Flexibility of the Personalized Content Push Engine Mechanism
The above architecture for an offline personal content push engine provides enough scope for automation for a personal content push mechanism through Web services. The underlying technologies can also be flexible – using open source technologies, industry standard products or through closed-architecture stacks.
Once this mechanism of generating personalized alerts using search engine and text analytics technologies is implemented, there will be a more intelligent and efficient use of the information that is available on the Web by even the regular users of the Internet and search engines. People will be better empowered with the situations in their personal world, which could include their investments, friends, relatives, assets, health advices, shopping advices/alerts, office situations, competitor situations, politics, sports and more.
This brings smarter surfers to the world of Internet and browsing – freeing the user from having to sit in front of the browser to pull his or her relevant content.
Inverse Advertising Using the Push Content Mechanism
Advertising is all about eyeballs. When thousands of users view a particular website or a webpage on that website, advertising dollars are flowing into that particular website.

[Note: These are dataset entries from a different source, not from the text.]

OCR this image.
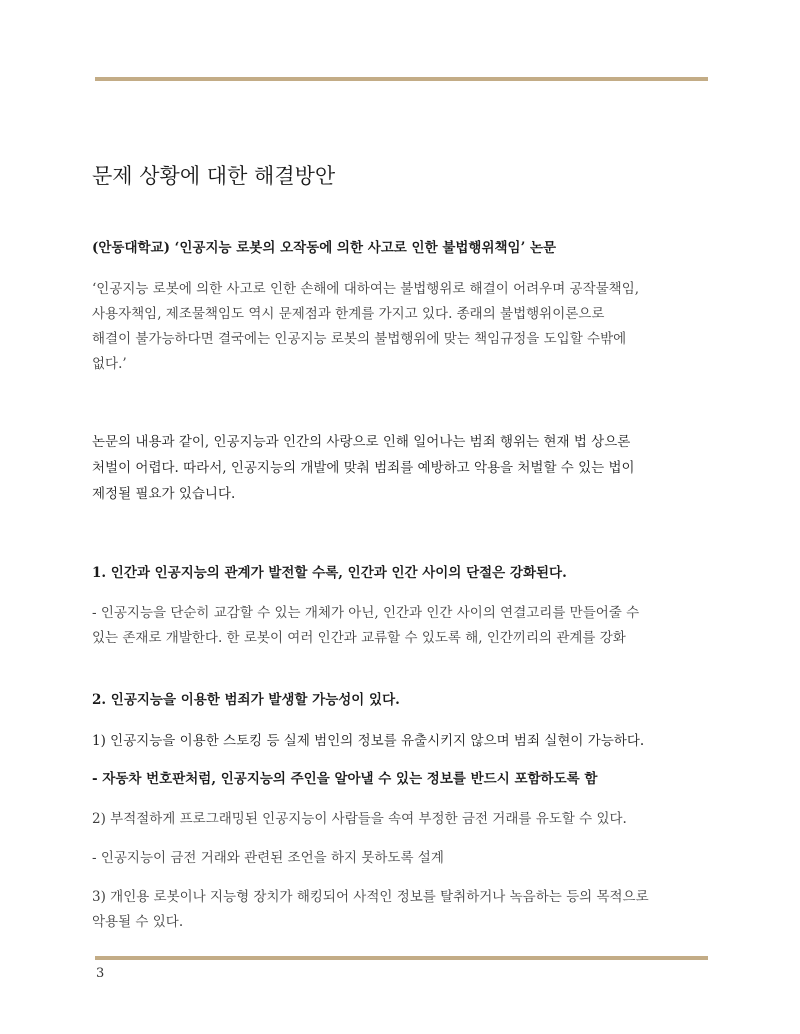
문제 상황에 대한 해결방안
(안동대학교) ‘인공지능 로봇의 오작동에 의한 사고로 인한 불법행위책임’ 논문
‘인공지능 로봇에 의한 사고로 인한 손해에 대하여는 불법행위로 해결이 어려우며 공작물책임,
사용자책임, 제조물책임도 역시 문제점과 한계를 가지고 있다. 종래의 불법행위이론으로
해결이 불가능하다면 결국에는 인공지능 로봇의 불법행위에 맞는 책임규정을 도입할 수밖에
없다.’
논문의 내용과 같이, 인공지능과 인간의 사랑으로 인해 일어나는 범죄 행위는 현재 법 상으론
처벌이 어렵다. 따라서, 인공지능의 개발에 맞춰 범죄를 예방하고 악용을 처벌할 수 있는 법이
제정될 필요가 있습니다.
1. 인간과 인공지능의 관계가 발전할 수록, 인간과 인간 사이의 단절은 강화된다.
- 인공지능을 단순히 교감할 수 있는 개체가 아닌, 인간과 인간 사이의 연결고리를 만들어줄 수
있는 존재로 개발한다. 한 로봇이 여러 인간과 교류할 수 있도록 해, 인간끼리의 관계를 강화
2. 인공지능을 이용한 범죄가 발생할 가능성이 있다.
1) 인공지능을 이용한 스토킹 등 실제 범인의 정보를 유출시키지 않으며 범죄 실현이 가능하다.
- 자동차 번호판처럼, 인공지능의 주인을 알아낼 수 있는 정보를 반드시 포함하도록 함
2) 부적절하게 프로그래밍된 인공지능이 사람들을 속여 부정한 금전 거래를 유도할 수 있다.
- 인공지능이 금전 거래와 관련된 조언을 하지 못하도록 설계
3) 개인용 로봇이나 지능형 장치가 해킹되어 사적인 정보를 탈취하거나 녹음하는 등의 목적으로
악용될 수 있다.
3
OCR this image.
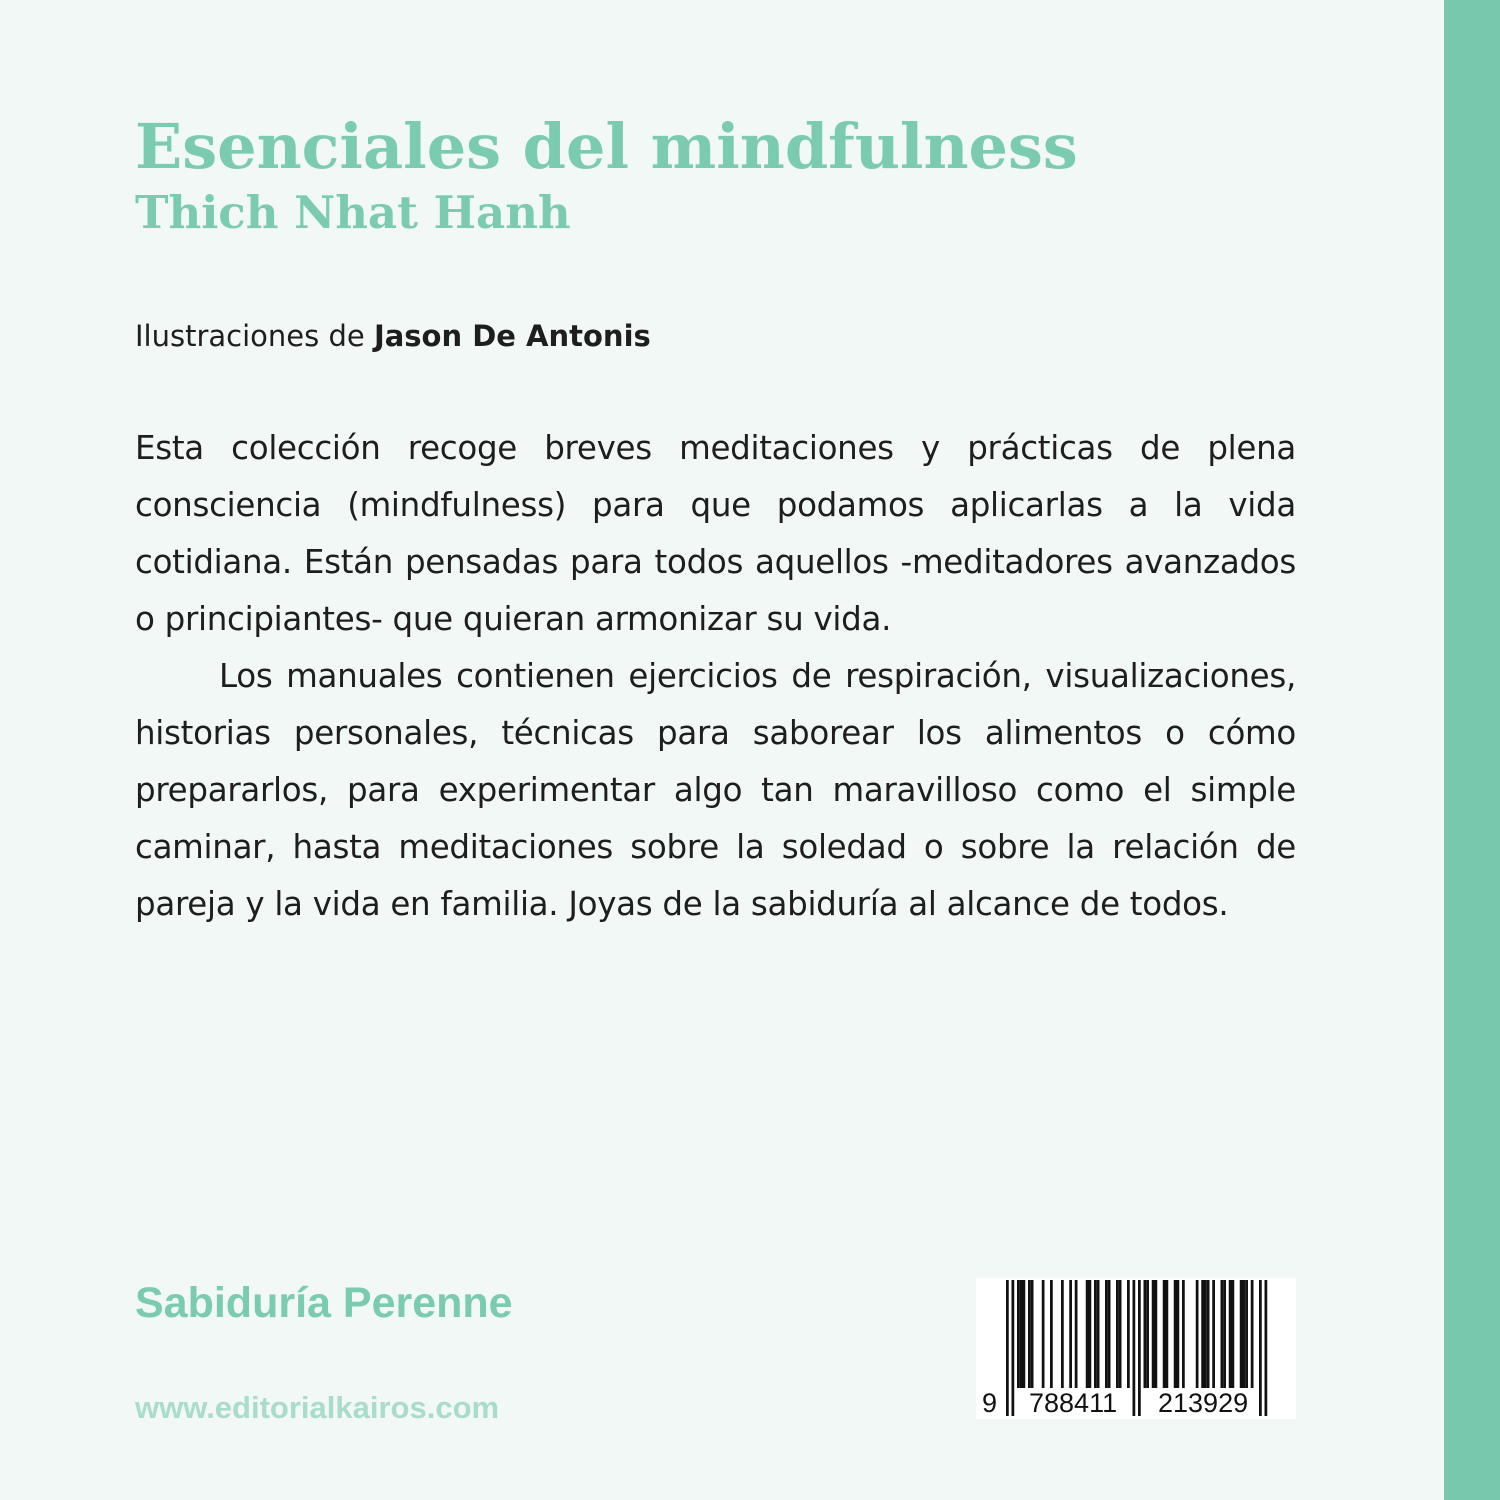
Esenciales del mindfulness
Thich Nhat Hanh
Ilustraciones de Jason De Antonis

Esta colección recoge breves meditaciones y prácticas de plena consciencia (mindfulness) para que podamos aplicarlas a la vida cotidiana. Están pensadas para todos aquellos -meditadores avanzados o principiantes- que quieran armonizar su vida.

Los manuales contienen ejercicios de respiración, visualizaciones, historias personales, técnicas para saborear los alimentos o cómo prepararlos, para experimentar algo tan maravilloso como el simple caminar, hasta meditaciones sobre la soledad o sobre la relación de pareja y la vida en familia. Joyas de la sabiduría al alcance de todos.

Sabiduría Perenne
www.editorialkairos.com	9 788411 213929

But with the personalized content push mechanism, it is possible to divide these advertising dollars among the users of Web content. This is the concept of inverse advertising, where a mechanism can be created to enable each user to view the content that is of current relevance to him or her, to be paid for with some form of currency.
While browsing the Internet is not only a pastime but also a serious activity at times, it is still subject to an individual’s patience, perseverance and knowledge of the concept that he or she is searching. All this means endless hours spent sitting in front of the browser to retrieve a small but relevant piece of information.
The push will ensure that the user is always connected to his or her relevant content, whether he or she is sitting in front of the browser or not – thus taking the world of surfing into an offline and personal mode.
Wherever you go – your relevant content follows. Welcome to the world of content push engines.